OB I
- Season: 1925
- Champions: Ferencváros

= 1925 Országos Bajnokság I (men's water polo) =

Water polo league season

1925 Országos Bajnokság I (men's water polo) was the 19th water polo championship in Hungary. There were seven teams who played one round match for the title.

== Final list ==

| # | Team | M | W | D | L | G+ | G− | P |
|---|---|---|---|---|---|---|---|---|
| 1. | Ferencvárosi TC | 6 | 6 | 0 | 0 | 54 | 7 | 12 |
| 2. | III. ker.

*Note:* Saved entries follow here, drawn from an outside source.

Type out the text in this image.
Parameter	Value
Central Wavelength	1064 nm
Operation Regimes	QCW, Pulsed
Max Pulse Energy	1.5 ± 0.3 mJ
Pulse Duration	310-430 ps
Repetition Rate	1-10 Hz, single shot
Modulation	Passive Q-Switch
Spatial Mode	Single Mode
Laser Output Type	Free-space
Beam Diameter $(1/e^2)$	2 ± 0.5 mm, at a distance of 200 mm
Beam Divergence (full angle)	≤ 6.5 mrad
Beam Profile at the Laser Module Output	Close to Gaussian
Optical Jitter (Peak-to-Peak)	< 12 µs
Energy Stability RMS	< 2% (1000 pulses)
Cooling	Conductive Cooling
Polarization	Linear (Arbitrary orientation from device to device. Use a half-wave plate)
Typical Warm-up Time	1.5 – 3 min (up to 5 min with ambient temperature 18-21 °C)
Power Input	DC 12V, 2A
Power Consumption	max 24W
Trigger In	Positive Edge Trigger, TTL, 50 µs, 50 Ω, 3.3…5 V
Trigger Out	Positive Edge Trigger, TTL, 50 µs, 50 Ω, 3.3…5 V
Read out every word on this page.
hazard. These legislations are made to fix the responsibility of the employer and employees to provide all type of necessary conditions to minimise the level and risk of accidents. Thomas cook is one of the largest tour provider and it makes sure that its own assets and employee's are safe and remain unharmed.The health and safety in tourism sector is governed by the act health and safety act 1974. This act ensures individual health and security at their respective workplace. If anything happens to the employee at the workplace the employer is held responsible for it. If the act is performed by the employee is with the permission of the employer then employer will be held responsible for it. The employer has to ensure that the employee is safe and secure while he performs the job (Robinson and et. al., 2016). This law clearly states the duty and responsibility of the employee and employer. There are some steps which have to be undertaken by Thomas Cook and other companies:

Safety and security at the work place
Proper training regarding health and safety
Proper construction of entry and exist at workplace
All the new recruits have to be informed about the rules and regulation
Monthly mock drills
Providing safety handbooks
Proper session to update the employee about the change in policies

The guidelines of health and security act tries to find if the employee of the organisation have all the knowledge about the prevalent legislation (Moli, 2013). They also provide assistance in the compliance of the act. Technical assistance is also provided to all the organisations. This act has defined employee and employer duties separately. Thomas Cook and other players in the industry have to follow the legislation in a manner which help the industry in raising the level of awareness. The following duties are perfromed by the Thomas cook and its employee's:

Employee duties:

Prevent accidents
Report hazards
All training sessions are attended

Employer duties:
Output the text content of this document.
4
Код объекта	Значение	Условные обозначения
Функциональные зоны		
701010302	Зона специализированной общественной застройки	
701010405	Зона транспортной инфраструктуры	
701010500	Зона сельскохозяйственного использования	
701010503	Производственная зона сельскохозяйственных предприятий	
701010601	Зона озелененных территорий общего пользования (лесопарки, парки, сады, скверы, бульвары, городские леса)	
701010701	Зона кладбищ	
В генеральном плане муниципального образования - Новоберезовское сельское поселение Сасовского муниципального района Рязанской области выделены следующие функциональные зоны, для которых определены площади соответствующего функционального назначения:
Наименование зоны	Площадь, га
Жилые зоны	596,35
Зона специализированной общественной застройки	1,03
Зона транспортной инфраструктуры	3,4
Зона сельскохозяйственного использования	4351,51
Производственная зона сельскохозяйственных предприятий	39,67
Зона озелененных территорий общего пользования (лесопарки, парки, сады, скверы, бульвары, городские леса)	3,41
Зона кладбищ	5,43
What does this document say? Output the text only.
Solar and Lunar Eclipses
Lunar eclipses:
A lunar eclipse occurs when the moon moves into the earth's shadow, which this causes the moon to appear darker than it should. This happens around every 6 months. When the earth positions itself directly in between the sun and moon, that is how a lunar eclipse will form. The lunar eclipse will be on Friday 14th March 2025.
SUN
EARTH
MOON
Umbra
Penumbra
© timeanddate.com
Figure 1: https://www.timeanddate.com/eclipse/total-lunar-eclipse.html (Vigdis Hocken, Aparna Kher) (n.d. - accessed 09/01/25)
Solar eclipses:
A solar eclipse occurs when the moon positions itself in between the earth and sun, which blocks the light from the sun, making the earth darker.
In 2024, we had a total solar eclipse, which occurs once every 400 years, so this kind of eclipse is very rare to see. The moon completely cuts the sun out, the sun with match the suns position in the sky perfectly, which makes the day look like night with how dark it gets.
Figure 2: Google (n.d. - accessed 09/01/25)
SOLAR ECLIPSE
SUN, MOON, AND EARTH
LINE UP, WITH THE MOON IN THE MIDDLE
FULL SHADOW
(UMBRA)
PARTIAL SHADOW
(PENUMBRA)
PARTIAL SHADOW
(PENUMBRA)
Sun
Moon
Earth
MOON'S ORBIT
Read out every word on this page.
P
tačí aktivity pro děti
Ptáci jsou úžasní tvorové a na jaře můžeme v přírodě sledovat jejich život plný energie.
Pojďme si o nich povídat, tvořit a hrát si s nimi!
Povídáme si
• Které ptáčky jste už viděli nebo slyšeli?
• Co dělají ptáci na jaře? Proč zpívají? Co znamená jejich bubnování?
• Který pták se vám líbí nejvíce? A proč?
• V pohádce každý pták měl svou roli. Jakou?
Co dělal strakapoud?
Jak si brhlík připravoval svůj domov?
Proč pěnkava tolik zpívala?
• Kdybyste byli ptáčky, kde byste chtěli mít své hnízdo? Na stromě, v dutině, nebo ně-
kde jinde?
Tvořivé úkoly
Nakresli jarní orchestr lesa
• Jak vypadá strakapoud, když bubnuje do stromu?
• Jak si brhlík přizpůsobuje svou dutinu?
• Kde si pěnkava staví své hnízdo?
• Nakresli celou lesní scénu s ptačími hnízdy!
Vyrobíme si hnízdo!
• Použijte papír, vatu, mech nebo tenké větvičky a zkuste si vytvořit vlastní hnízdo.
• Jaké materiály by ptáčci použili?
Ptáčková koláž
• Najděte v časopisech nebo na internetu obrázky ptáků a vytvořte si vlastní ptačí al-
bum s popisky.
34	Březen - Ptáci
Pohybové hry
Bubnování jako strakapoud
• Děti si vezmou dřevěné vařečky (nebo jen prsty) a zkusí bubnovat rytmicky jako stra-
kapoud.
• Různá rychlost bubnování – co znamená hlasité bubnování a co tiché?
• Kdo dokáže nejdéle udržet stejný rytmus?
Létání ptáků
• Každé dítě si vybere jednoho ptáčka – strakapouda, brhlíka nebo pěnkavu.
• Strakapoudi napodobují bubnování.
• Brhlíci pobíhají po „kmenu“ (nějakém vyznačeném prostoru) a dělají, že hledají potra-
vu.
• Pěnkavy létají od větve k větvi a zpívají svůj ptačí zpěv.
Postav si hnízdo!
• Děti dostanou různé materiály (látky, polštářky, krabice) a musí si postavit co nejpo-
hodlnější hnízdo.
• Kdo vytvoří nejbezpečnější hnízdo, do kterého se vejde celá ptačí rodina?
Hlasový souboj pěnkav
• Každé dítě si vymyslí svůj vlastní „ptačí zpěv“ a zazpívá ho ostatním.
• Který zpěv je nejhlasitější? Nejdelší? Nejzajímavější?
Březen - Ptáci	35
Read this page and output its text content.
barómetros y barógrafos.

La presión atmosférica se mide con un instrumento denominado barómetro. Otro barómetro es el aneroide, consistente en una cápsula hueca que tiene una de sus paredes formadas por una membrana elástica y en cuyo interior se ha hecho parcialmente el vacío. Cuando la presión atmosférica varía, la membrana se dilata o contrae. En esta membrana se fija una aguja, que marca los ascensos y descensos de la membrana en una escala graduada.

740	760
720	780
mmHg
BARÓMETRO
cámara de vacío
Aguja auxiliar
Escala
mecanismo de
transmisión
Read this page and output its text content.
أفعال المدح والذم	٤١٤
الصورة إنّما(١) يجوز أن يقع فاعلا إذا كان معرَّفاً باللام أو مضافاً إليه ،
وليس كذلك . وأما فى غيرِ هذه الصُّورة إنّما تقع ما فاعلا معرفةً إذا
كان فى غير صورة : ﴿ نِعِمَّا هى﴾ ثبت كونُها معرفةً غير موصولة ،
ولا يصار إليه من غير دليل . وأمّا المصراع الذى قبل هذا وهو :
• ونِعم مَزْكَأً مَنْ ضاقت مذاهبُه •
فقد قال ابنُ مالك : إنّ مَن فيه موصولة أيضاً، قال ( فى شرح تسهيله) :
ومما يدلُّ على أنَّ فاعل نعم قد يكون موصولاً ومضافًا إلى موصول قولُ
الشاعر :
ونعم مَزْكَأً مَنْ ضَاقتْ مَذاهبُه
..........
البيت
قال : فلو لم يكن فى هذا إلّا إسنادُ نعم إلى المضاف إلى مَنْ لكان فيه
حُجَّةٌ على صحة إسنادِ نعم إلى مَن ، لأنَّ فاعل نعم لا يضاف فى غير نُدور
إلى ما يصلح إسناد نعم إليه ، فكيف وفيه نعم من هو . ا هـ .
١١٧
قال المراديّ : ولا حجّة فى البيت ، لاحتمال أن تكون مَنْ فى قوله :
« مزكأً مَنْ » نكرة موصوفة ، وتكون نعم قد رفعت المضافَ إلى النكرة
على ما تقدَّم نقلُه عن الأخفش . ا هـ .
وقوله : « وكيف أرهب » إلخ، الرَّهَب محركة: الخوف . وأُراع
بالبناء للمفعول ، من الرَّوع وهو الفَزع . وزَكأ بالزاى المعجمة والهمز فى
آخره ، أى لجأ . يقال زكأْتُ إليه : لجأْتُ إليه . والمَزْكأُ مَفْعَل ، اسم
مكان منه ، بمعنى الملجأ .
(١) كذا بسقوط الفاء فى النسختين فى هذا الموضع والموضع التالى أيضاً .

TVE | 6 | 5 | 0 | 1 | 24 | 8 | 10 |
| 3. | Nemzeti SC | 6 | 3 | 1 | 2 | 30 | 21 | 7 |
| 4. | MAC | 6 | 2 | 2 | 2 | 15 | 15 | 6 |
| 5. | Vívó és Atlétikai Club | 6 | 2 | 0 | 4 | 14 | 36 | 4 |
| 6. | Újpesti TE | 6 | 1 | 1 | 4 | 10 | 28 | 3 |
| 7. | MAFC | 6 | 0 | 0 | 6 | 3 | 35 | 0 |

- M: Matches W: Win D: Drawn L: Lost G+: Goals earned G−: Goals got P: Point

| OB I 1925 Champions |
|---|
| Ferencváros 10th Title |

== 2. Class ==

1. MTK 4, 2. MUE 2, 3. MTE 0 pont.

== Sources ==
- Gyarmati Dezső: Aranykor (Hérodotosz Könyvkiadó és Értékesítő Bt., Budapest, 2002.)